Avant de savoir ce qu’est le sommeil J’étais endormi sans surface ni fond Avant de savoir ce qu’est l’être j’étais Ce qu’est l’eau la nuit sans rives ni rêves Avant de savoir ce qu’est forme et contour Je flottais au large d’un regard sans limite
2
Qui a dit : L’Homme? Qui jamais, Qui, à jamais? L’Homme. Vague soupir poussé du fond d’un songe. L’Homme. Cri dévorant la forme qu’il emplit. Dit et non dit, soupir ou syllabe du Nom Qui est Ce — si ce n’est l’Homme — Qui dit ici L’Homme! Ici : Où dit-Il l’Homme, Celui Qui dit? Cela, Celui, Qui dit : Homme, est-ce l’Homme qui Dit : Ici, et du même mot du même souffle S’écoute hors de lui en lui dire ce qui
N’est point l’Homme et ne peut être rien hormis l’Homme? A qui poser — qui pose ainsi — la question? Qui rompt la coque, voit la double amande, mange L’une en réponse et laisse l’autre : Toi, ou moi? Qui commence? Qui dit : Moi? Qui prétend du centre En tous sens à la fois et à tout dire : Toi? Qui s’arroge ce droit : être le Centre? Je Suis le centre, s’écrie ensemble toute cendre Que le souffle poudreux soulève en expirant. Toi et moi. Deux statues de cendre. Toi, la femme Moi, l’homme. L’homme? Toi. Je suis la femme. Je. Qui dit : Je? Tous deux pris dans son unique Jeu.
3
Être deux. Être séparés par la lumière.
Les yeux ouverts n’ont pas encore accommodé. Il y a ce moment atone, bleu d’acier Ce froid baptême des prunelles par la lame : Deux regards faits du métal même de l’Épée. Lequel a le premier senti le fil passer Et avant l’autre, là, fixé ce trou en face Qui voit, qui parle, qui aspire à fond l’espace? La vue n’est qu’une cicatrice de la plaie. Croûte précaire, transparence mal caillée : Voir sera toujours être en danger de saigner. Pour l’heure, ces deux plaies identiques sont nettes Face à face mais sans se voir. Regards absents Trop vastes, perdus dans le vide ou l’un dans l’autre. Un Dieu aveugle Lui aussi remue son ciel Là-Haut, comme l’enfant qui naît remue la tête. Tous ces yeux sont béants pourtant et jamais plus Ne reviendront à la ténèbre d’avant l’être, Car il est né. Aucune mort ne peut fermer Ses paupières à l’horizon du Dieu sans borne Bien que vitreux comme l’esprit du nouveau-né.
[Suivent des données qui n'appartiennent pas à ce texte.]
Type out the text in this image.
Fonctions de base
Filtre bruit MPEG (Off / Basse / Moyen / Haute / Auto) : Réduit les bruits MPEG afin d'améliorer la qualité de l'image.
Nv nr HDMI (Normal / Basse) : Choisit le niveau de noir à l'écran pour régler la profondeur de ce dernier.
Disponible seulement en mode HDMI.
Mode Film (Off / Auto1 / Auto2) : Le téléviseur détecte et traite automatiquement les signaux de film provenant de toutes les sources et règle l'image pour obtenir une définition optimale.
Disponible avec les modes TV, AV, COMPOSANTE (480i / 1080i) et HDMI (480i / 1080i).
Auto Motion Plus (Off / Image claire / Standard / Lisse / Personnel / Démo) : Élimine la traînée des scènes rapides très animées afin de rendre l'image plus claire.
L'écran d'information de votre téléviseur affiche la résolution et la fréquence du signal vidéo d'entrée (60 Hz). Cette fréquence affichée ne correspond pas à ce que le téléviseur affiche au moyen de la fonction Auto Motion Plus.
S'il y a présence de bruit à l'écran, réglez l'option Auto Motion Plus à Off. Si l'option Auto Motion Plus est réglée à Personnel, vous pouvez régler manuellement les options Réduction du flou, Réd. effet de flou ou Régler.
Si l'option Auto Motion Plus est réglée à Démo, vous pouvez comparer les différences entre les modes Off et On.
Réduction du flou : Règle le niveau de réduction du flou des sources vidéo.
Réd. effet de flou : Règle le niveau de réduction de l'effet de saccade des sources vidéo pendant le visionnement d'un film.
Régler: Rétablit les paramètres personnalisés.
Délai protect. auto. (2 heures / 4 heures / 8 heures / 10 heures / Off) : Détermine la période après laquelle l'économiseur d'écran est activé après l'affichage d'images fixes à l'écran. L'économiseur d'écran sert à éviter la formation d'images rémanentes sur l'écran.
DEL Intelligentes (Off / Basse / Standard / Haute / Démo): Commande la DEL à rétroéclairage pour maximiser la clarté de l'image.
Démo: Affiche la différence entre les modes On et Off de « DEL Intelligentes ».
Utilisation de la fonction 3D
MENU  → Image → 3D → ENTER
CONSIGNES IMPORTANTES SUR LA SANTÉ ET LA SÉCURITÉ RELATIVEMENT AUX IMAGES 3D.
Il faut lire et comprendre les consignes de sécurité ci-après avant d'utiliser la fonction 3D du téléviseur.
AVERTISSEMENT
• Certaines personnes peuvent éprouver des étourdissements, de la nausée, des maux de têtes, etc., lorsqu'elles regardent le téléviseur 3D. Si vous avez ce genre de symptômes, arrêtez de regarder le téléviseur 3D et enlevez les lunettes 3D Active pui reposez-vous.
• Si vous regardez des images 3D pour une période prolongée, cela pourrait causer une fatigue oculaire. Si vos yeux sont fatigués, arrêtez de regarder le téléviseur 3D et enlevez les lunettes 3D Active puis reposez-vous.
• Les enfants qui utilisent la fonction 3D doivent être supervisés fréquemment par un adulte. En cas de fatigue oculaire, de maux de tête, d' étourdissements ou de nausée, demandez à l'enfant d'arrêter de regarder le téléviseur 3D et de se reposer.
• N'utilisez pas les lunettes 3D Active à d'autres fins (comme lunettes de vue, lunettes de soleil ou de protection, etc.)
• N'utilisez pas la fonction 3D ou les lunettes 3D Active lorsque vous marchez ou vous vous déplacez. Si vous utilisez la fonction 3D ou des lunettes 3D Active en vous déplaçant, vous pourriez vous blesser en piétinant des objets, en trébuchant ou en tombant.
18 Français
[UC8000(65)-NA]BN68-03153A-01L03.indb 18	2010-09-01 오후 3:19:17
Elle jaillit debout du flanc gauche de l’homme Qui encore étendu s’éveille dans ses yeux Comme le nourrisson que contemple la mère Dont le regard est ce ciel lisse un peu bombé Semblable au ventre où elle tient ses mains croisées.
Ainsi demeurent-ils, immobiles. Leur crainte
De faire un mouvement éternise l’instant
Ce rond lunaire sur un fond d’ombres touffues.
Ce rond, l’orée de l’origine. Antérieure
A l’être, une nuit feule impénétrablement.
L’oublier pour que l’aube gagne la clairière
Est leur commune illusion : verger en fleur.
Et quel silence ! il tombe entre eux, neige très lente
Effaçant d’avance le temps sous la blancheur.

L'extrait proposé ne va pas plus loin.